I love my grandma more than my own life. I don't care that she's 76 years old (she's had several relatives live to be older than 100 and they were completely physically and mentally healthy), if I had to, I would give my life so that she could live. If I had to choose between my mom and my grandma, I don't even know if I could do that. But, what I'm trying to say, is that I could never hit my grandma in the head with a baseball bat. My grandma's mom died of Alzheimer's and she's said repeatedly that she wouldn't want to live like that. My grandma won't get Alzheimer's: for some reason in our family it skips every other generation: which means my mom might get it. But, if my grandma ever ended up vegetative, hooked up to stuff somewhere, would the rest of the family listen to me? Steve would have to know her opinion: he lives in the same town and sees them all the time. Janice visits a lot, so I'm sure she's heard it too. I told my mom what grandma said. But when it's your loved one. . . . I had a friend whose dad died of cancer. She said that the last couple of months, the family fought over treatment and what would happen. They decided to give him medication to make him live longer, even though he was in pain, largely unconscious, and going to die anyway. She said looking back on it, she wishes they had just let him go.
If I end up brain dead I don't want to be hooked up to some machine to keep me alive. Disclose to the doctors that I once had ITP and let them decide if I can still be an organ donor and then let me go. I'm a Christian and I believe I will end up in a better place, so why hold me here. No matter what, I've had a good life and in the grand scheme of things, these couple of years on earth don't mean much anyway.
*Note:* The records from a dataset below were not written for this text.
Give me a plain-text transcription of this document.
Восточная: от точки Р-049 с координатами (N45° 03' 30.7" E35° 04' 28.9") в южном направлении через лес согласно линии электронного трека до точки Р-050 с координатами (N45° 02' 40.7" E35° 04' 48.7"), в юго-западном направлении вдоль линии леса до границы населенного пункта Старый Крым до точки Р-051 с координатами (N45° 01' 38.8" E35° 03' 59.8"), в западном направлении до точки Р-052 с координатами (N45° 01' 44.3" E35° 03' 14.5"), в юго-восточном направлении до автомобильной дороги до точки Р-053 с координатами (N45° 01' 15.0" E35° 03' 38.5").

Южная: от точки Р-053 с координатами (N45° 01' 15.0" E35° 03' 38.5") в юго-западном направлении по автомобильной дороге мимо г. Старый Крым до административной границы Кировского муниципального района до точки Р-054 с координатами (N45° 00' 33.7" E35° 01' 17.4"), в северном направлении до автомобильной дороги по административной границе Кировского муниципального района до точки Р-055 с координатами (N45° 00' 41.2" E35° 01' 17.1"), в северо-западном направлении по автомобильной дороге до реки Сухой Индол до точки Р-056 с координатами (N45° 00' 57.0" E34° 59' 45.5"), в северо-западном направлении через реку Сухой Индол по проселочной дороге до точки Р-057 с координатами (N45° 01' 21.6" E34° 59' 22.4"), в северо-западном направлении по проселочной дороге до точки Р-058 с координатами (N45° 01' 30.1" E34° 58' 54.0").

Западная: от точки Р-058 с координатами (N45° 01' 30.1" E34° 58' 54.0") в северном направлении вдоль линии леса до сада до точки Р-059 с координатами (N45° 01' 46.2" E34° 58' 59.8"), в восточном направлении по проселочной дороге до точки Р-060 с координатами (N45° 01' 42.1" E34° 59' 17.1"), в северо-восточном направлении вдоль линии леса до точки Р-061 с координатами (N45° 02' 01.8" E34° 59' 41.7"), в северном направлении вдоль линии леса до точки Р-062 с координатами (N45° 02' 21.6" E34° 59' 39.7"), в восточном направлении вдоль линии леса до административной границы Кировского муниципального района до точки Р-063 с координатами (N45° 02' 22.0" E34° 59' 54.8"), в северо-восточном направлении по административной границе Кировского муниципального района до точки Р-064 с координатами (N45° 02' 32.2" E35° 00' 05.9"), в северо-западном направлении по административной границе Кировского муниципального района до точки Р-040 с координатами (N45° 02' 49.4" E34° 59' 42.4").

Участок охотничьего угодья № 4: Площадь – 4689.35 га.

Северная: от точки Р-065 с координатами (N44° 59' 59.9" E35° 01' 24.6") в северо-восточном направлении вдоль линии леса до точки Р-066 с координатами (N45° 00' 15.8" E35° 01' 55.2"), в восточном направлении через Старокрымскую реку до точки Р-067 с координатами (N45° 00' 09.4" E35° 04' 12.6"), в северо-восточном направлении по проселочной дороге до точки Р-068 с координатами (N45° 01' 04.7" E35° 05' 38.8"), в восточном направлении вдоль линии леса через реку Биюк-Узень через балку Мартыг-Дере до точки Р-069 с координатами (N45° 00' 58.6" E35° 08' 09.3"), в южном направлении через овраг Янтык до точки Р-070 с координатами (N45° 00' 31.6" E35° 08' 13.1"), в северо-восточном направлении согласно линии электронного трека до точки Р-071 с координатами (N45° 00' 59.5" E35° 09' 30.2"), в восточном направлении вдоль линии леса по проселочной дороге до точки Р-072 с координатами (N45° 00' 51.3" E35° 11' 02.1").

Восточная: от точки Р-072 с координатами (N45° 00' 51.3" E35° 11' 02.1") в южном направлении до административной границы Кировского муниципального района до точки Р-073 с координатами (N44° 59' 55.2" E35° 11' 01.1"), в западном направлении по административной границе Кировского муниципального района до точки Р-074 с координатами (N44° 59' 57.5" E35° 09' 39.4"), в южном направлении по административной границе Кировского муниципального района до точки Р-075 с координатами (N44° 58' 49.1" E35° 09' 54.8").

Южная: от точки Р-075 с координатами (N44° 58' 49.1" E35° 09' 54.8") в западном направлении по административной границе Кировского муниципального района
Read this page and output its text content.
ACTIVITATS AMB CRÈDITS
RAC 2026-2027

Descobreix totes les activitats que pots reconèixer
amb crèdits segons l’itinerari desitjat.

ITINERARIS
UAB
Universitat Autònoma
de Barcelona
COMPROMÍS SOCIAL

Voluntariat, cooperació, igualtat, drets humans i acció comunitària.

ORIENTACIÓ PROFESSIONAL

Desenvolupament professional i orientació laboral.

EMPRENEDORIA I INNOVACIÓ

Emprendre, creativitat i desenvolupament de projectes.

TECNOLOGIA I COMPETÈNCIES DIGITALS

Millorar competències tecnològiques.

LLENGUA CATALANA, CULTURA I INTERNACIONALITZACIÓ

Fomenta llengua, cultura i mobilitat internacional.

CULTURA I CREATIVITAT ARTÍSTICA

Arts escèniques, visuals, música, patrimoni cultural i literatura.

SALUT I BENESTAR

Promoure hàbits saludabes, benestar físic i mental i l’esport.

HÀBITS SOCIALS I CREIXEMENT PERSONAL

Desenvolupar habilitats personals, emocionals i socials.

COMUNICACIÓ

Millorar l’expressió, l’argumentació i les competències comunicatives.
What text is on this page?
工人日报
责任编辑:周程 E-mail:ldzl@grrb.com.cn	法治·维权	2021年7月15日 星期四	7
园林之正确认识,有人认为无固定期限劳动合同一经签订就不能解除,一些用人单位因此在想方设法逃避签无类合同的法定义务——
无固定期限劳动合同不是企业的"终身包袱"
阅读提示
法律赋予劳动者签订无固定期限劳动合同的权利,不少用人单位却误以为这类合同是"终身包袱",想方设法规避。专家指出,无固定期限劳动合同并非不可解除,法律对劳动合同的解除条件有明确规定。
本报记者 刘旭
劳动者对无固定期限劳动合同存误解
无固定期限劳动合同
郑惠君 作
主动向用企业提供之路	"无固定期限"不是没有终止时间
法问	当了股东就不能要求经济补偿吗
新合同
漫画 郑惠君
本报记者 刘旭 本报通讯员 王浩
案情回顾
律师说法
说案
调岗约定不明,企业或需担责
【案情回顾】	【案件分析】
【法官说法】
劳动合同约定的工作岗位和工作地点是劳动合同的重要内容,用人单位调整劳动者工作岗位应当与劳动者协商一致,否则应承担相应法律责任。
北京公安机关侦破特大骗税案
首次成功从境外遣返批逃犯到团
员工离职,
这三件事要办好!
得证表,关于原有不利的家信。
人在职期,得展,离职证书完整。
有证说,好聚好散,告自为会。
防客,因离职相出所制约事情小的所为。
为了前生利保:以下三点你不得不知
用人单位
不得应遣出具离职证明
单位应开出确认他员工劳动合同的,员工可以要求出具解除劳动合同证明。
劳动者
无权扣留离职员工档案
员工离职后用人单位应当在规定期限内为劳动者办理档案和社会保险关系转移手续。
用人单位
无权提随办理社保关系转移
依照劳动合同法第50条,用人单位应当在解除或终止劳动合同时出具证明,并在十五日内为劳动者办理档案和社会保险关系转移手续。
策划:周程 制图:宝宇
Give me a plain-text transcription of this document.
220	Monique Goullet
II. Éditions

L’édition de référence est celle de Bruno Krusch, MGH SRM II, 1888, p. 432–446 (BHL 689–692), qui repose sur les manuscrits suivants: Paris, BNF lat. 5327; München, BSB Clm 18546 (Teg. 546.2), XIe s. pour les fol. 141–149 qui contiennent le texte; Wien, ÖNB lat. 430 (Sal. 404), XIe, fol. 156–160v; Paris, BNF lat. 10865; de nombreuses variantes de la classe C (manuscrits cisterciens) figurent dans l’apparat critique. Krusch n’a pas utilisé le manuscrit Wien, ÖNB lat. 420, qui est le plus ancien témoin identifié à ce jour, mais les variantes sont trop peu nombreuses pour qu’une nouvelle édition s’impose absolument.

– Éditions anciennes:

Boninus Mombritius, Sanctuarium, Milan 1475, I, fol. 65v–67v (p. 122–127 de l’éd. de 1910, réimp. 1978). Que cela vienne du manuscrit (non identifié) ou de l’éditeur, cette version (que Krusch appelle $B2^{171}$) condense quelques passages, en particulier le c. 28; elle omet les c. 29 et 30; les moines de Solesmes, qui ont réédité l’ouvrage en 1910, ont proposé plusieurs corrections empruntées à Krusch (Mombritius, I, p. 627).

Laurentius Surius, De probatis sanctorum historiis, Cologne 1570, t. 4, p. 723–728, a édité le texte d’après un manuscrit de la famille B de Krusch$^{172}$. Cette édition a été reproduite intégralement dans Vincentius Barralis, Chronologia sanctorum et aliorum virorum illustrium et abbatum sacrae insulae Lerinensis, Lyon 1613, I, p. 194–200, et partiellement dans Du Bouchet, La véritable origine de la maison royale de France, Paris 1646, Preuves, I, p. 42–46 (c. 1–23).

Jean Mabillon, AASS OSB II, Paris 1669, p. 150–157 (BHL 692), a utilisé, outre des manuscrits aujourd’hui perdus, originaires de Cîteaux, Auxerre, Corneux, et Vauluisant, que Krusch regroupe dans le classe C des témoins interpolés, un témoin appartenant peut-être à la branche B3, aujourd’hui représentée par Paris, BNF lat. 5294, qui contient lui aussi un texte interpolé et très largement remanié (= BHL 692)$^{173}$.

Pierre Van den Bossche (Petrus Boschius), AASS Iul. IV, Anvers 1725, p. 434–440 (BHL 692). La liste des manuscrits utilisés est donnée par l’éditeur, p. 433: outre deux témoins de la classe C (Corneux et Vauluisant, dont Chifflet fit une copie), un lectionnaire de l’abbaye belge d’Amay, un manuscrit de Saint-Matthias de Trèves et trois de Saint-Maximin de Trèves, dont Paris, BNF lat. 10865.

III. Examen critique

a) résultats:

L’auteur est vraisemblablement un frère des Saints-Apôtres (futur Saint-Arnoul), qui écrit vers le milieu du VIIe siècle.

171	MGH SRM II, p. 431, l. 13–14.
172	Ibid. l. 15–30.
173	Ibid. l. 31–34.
Pull the plug, and then read to me: read me Psalms 100, 150 and 24. Read me John 14 (the verses mom want me to read at her funeral). Read me Daniel 3. And sing Christmas carols. And tell stories. Tell the story about how I embarrassed you in AZ and called myself a bozo head. Tell the story of teaching me to ride bike, when I ran into you. Tell the story about when Craig was sleepwalking and screaming: Stacia, quit hitting me! Elise, remind me of all the museums we've been to. And laugh. Lot's of laughter. It's a celebration of what was once real and alive: not a mourning of what has occurred. And remember, you'll see me again. Wrap me in the quilt grandma made for my birth, put me in a simple pine box, and bury in Lake Benton, next to grandma and grandpa. And let me rest in peace.